I realize that the point of the Schroder-Bernstein theorem is to not use the axiom of choice (AC), but I keep reading that the theorem is trivial if one assumes AC. And since much of set theory is performed with AC, I would like to prove the theorem with AC just for the fun of it. So, is the following proof valid?
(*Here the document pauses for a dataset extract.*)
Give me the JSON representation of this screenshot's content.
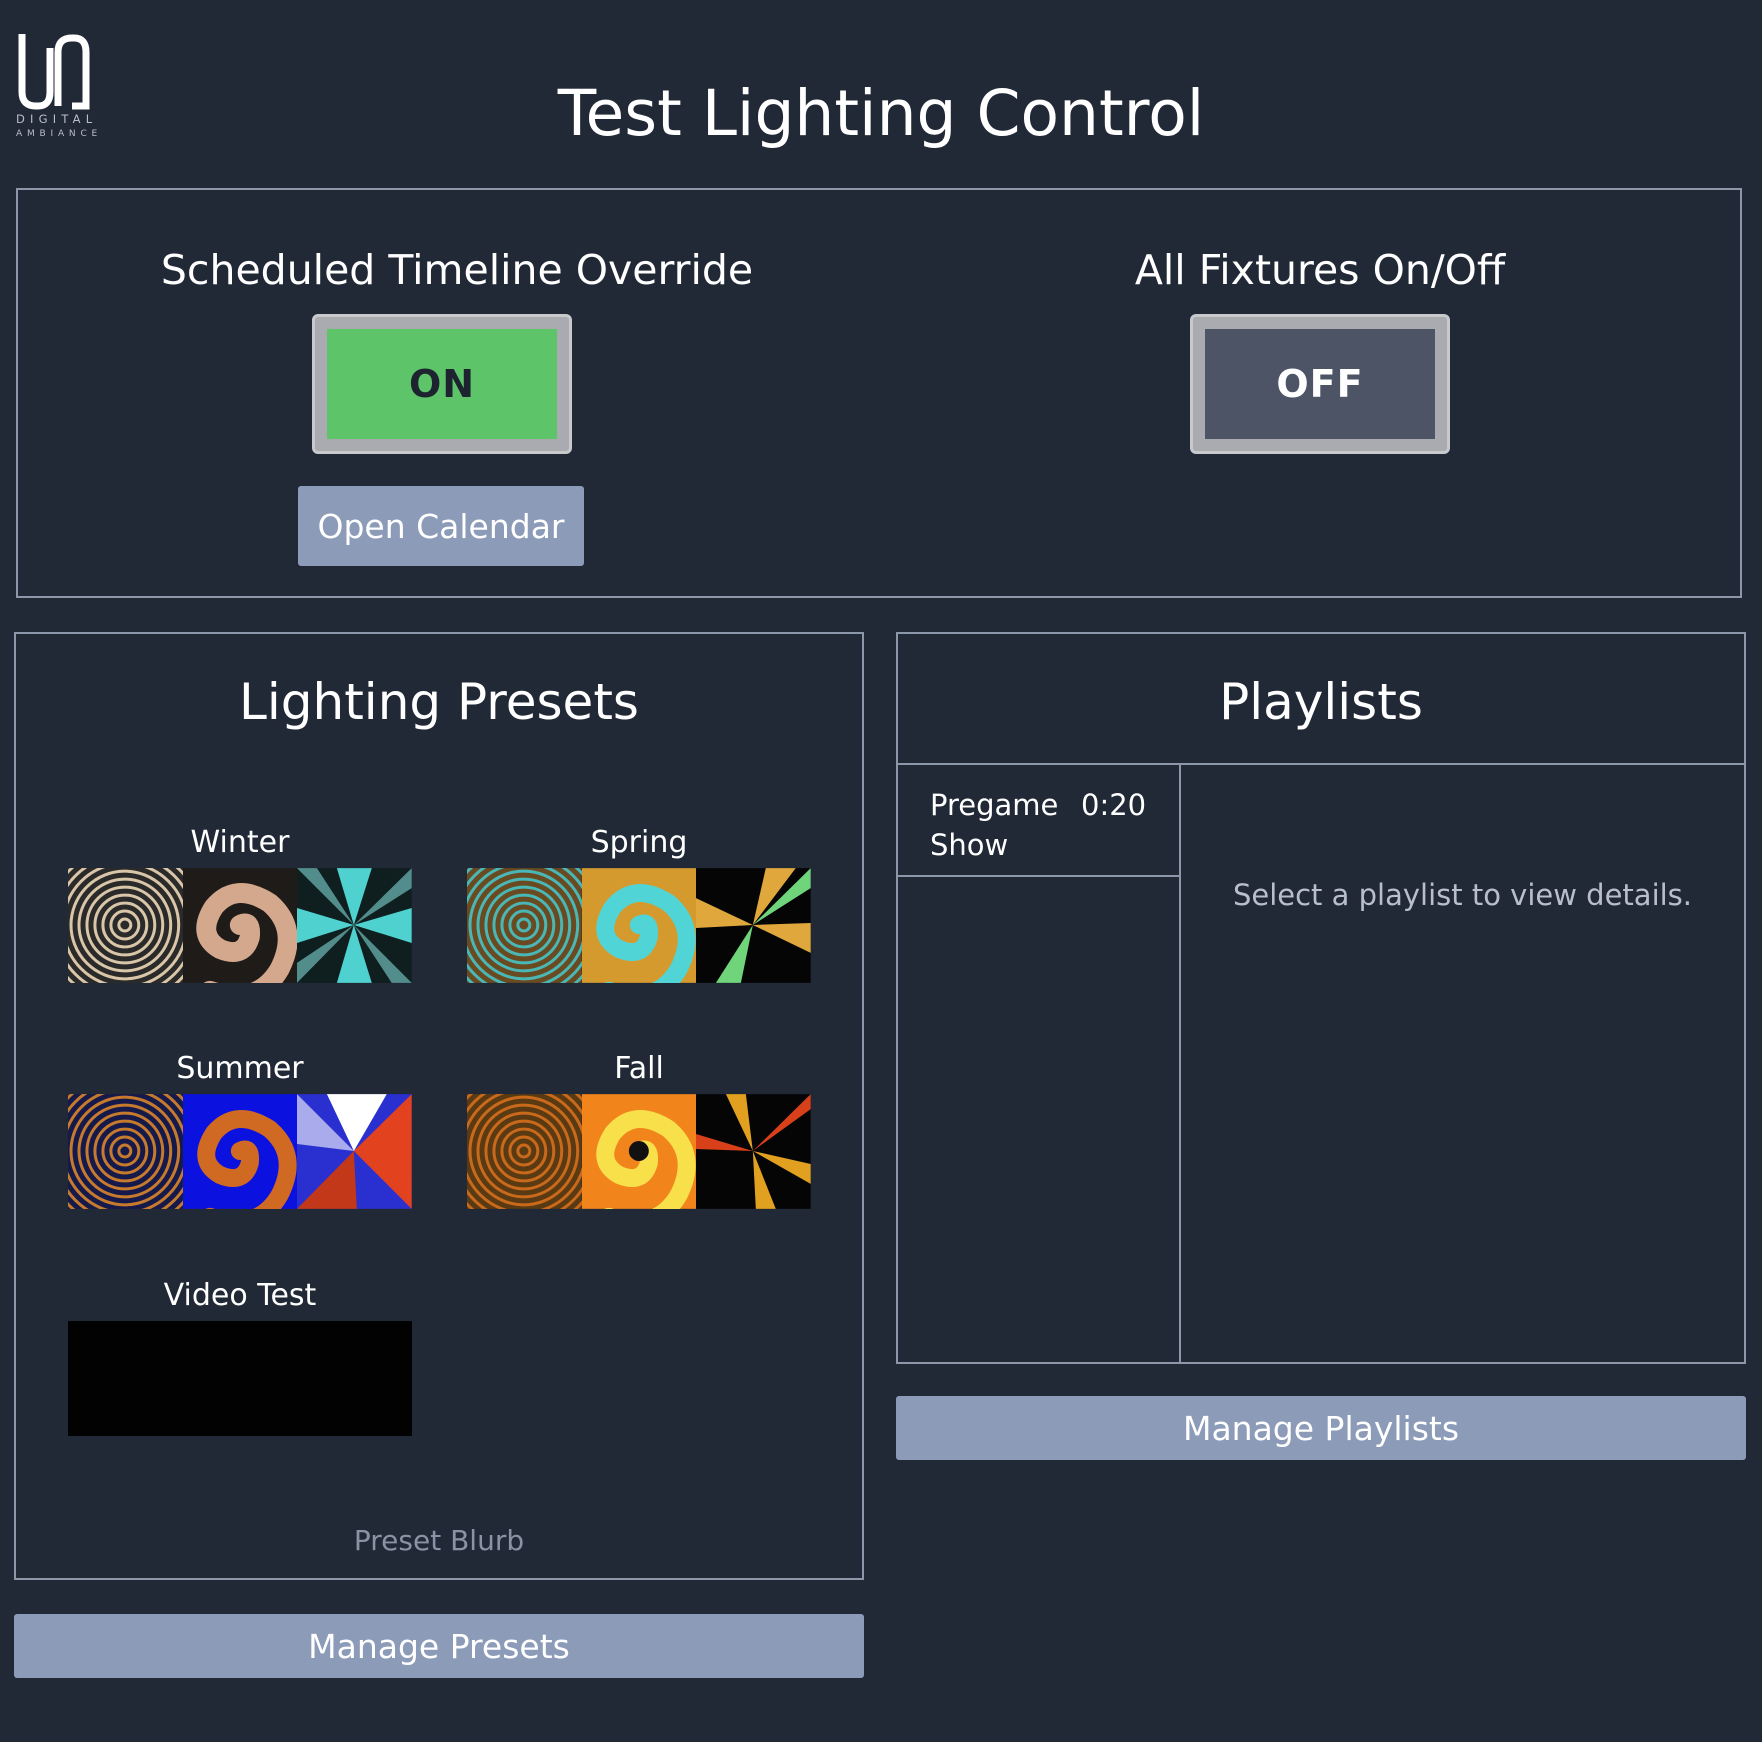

Assume AC, and $\vert x \vert \le \vert y \vert$ and $\vert y \vert \le \vert x \vert$. Then $\vert x \vert = \vert y \vert$
By hypothesis we are given one-to-one functions $f : x \to y$ and $g : y \to x$. By AC there are bijections $s : \alpha \to x$ and $t : \beta \to y$ for ordinals $\alpha$ and $\beta$. We can therefore write $x = \{x_\delta \vert \delta < \alpha \}$ where $x_\delta = s(\delta)$ and $y = \{y_\gamma \vert \gamma < \beta \}$ where $y_\gamma = t(\gamma)$. If we can show $\vert \alpha \vert = \vert \beta \vert$, then the map $x_\delta \mapsto y_\delta$ is a bijection from $x$ to $y$. Since $f$ is one-to-one and since $f[x] \subseteq y$, we have $\vert \alpha \vert \le \vert \beta \vert$. This conclusion doesn't follow unless $f$ is one-to-one. Similarly for $g$, we can show that $\vert \beta \vert \le \vert \alpha \vert$. Therefore $\vert \beta \vert = \vert \alpha \vert$.